As the Reconstruction moment draws to its ultimate conclusion in the documentary, African Americans and their radical white allies continued to imagine a different type of world. Rather than accept second-class citizenship, they kept fighting. The tastes of Reconstruction-era freedoms drove their sacrifice, activism, and demands for justice. Gates concludes that Reconstruction never ended but remains an unfinished revolution, in which the nation is still grappling with what it means to be a “multiracial nation with equality for all.”[3]

Overall, the second part of this four-hour, engaging, teachable documentary captures the complexity of the long retreat of Reconstruction. It brings to popular audiences the recent scholarship in Reconstruction studies and African American history. Gates, moreover, showcases the rich diversity of stellar scholars on screen. For once, white male scholars appear as the minority.

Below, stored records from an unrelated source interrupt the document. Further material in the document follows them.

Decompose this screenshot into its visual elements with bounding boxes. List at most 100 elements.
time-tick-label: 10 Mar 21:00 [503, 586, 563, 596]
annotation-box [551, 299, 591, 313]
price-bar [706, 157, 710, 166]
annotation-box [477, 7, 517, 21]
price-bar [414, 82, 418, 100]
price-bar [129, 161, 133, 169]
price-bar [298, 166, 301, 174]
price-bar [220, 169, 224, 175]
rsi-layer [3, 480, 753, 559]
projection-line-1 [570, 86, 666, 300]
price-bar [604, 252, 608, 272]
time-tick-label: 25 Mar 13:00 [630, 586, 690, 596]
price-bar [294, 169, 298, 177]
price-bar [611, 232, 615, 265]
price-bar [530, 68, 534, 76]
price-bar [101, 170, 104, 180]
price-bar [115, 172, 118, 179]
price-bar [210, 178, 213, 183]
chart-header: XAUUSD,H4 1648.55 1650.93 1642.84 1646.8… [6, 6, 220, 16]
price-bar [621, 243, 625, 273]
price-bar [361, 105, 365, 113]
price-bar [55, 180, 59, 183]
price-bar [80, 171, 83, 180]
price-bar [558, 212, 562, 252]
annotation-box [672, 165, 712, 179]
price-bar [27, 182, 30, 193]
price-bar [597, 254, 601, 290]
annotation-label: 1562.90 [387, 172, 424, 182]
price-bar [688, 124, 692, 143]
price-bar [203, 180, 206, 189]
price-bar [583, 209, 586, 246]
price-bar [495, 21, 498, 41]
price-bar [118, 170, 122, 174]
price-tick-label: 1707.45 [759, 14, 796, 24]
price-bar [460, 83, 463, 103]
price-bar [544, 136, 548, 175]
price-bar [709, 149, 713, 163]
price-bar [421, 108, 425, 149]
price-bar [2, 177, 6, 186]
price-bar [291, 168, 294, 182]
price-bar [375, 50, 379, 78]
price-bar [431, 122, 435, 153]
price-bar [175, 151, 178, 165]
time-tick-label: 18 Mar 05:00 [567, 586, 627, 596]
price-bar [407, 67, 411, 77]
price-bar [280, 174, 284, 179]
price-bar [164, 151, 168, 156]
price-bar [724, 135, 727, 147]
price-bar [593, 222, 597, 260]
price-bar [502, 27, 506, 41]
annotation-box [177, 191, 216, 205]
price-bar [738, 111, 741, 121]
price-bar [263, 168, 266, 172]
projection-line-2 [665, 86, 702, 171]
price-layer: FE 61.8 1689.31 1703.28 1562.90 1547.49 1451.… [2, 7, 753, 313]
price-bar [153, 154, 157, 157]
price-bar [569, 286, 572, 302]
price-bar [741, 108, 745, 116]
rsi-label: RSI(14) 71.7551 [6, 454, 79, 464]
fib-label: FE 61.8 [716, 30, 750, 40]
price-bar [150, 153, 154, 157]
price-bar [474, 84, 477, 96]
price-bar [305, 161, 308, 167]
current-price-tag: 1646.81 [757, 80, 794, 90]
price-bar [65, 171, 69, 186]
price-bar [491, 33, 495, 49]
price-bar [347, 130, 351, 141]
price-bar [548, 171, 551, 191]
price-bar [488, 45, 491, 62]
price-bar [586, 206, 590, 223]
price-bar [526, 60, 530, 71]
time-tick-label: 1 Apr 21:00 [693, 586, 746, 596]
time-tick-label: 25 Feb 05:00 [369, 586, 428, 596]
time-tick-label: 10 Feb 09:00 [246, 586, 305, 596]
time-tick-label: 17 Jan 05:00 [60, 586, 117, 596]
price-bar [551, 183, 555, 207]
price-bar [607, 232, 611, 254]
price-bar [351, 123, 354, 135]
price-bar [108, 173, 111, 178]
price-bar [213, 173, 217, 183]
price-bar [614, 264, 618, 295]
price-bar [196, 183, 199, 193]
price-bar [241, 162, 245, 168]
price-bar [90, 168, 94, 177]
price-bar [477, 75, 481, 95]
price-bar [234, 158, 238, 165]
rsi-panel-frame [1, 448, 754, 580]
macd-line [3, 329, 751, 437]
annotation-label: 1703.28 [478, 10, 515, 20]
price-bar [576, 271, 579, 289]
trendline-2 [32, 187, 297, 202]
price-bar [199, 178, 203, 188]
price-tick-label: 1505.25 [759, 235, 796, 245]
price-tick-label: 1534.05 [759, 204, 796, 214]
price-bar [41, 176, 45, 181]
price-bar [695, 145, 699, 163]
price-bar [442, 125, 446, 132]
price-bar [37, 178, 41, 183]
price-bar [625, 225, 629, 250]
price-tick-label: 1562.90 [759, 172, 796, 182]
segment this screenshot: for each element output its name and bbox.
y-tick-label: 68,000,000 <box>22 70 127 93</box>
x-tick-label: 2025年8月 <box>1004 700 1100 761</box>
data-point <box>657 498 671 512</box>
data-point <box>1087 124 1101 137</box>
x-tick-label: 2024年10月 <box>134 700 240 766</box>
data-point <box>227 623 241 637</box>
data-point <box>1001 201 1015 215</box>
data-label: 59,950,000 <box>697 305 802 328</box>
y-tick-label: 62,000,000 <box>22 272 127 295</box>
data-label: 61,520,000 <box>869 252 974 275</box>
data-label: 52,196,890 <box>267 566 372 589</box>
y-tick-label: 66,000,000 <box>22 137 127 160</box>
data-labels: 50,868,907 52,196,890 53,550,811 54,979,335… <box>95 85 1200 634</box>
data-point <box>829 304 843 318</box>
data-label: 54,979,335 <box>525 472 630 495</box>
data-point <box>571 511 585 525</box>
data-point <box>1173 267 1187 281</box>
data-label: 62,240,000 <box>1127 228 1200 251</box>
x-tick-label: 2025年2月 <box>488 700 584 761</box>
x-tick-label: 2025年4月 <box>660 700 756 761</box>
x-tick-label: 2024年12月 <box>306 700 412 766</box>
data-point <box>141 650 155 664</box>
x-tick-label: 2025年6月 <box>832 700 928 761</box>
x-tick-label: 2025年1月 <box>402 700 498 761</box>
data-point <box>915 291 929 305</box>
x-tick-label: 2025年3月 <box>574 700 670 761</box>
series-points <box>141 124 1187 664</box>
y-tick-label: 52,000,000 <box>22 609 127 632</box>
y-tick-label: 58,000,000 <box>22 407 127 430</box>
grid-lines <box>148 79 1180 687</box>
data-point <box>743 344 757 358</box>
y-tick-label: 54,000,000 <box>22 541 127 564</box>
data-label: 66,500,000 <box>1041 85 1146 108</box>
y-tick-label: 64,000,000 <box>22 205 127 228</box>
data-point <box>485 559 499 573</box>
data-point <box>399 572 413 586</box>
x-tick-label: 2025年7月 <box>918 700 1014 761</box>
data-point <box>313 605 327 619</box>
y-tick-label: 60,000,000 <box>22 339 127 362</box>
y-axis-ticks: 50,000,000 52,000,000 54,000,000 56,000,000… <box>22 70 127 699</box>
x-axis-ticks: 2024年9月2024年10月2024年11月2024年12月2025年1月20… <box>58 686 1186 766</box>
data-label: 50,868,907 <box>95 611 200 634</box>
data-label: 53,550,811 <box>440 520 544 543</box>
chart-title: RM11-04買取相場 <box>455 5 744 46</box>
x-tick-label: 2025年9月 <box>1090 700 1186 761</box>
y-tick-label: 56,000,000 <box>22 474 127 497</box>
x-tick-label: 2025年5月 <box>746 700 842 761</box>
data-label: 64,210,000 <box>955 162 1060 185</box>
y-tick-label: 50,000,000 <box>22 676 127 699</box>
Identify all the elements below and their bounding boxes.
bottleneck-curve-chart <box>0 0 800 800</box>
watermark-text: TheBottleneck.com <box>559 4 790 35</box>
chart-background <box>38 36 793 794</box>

While comprehensive in scope and content, the documentary is not perfect. Gates’s telling of this complex and misunderstood era still permits the silencing of black women’s activism within the National Association of Colored Women and even the rise of New Negro Womanhood, to favor a rather conventional narrative centered on the Niagara Movement and emergence of the NAACP. The Exodusters and all-black Western towns also allowed for the continued displacement of Native Americans. Yet, they are absent from Part two. The southern focus also ignores the complex experiences of the Reconstruction North, Midwest, and West. Despite these missed opportunities, Henry Louis Gates’s Reconstruction: America After the Civil War is a worthwhile update to previous documentaries. Regardless how stony the road, Gates demonstrates in this fine documentary the necessity of understanding Reconstruction and its legacy in the present.

 

 

[1] Each episode appears on PBS.org, at https://www.pbs.org/weta/reconstruction/episodes/.

[2] Reconstruction: America After the Civil War, episode 3, directed by Julia Marchesi (Inkwell Films and McGee Media, 2019).

[3] Reconstruction: America After the Civil War, episode 4, directed by Julia Marchesi (Inkwell Films and McGee Media, 2019).

Hilary N. Green

Hilary N. Green is an Associate Professor of History in the Department of Gender and Race Studies at the University of Alabama. She earned her M.A. in History from Tufts University in 2003, and Ph.D. in History from the University of North Carolina at Chapel Hill in 2010. Her research and teaching interests include the intersections of race, class, and gender in African American history, the American Civil War, Reconstruction, as well as Civil War memory, African American education, and the Black Atlantic. She is the author of Educational Reconstruction: African American Schools in the Urban South, 1865-1890 (Fordham, 2016).